Hemp-agrimony grows in several places by the coast, on stream banks and in broad-leaved forests in southern and south-western Finland. The species is so rare in Finland, however, that is has been seldom observed in the wild and not much is known about its existence there. Most Finnish stands have been small or sparse – and nowadays many have unfortunately completely disappeared. For some reason the species has never been able to form established stands in many places even though there would seem to be plenty suitable coastal habitats: Finland is known as the Land of the Thousand Lakes after all. (Actually there are 187,888 lakes in Finland, of which 60,000 are large!)

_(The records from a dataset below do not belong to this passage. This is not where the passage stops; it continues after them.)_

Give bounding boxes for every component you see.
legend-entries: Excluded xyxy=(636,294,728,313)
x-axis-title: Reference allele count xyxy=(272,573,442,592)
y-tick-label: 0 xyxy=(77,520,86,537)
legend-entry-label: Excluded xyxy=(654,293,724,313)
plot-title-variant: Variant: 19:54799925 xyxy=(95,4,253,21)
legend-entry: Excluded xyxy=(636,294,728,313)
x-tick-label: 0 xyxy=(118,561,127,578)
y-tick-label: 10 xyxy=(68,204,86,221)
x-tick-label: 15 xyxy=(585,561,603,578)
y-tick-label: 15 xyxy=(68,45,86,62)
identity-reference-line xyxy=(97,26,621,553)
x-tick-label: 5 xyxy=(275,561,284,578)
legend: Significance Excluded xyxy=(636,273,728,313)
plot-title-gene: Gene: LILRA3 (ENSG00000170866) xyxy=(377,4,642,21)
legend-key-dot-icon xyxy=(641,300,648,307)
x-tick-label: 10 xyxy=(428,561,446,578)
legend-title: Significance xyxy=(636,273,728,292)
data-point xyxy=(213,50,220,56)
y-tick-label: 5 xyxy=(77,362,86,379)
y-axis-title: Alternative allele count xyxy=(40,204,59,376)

Hemp-agrimony has sometimes been used medicinally: it has been observed to act as a general tonic and to have blood-cleansing properties. The species is too rare to be collected in Finland and is best left to grow in peace because it can irritate the skin on contact. Hemp-agrimony’s leaves look slightly like hemp’s, as its Latin name also refers to. The plants have nothing else in common, however with regard to kinship or qualities.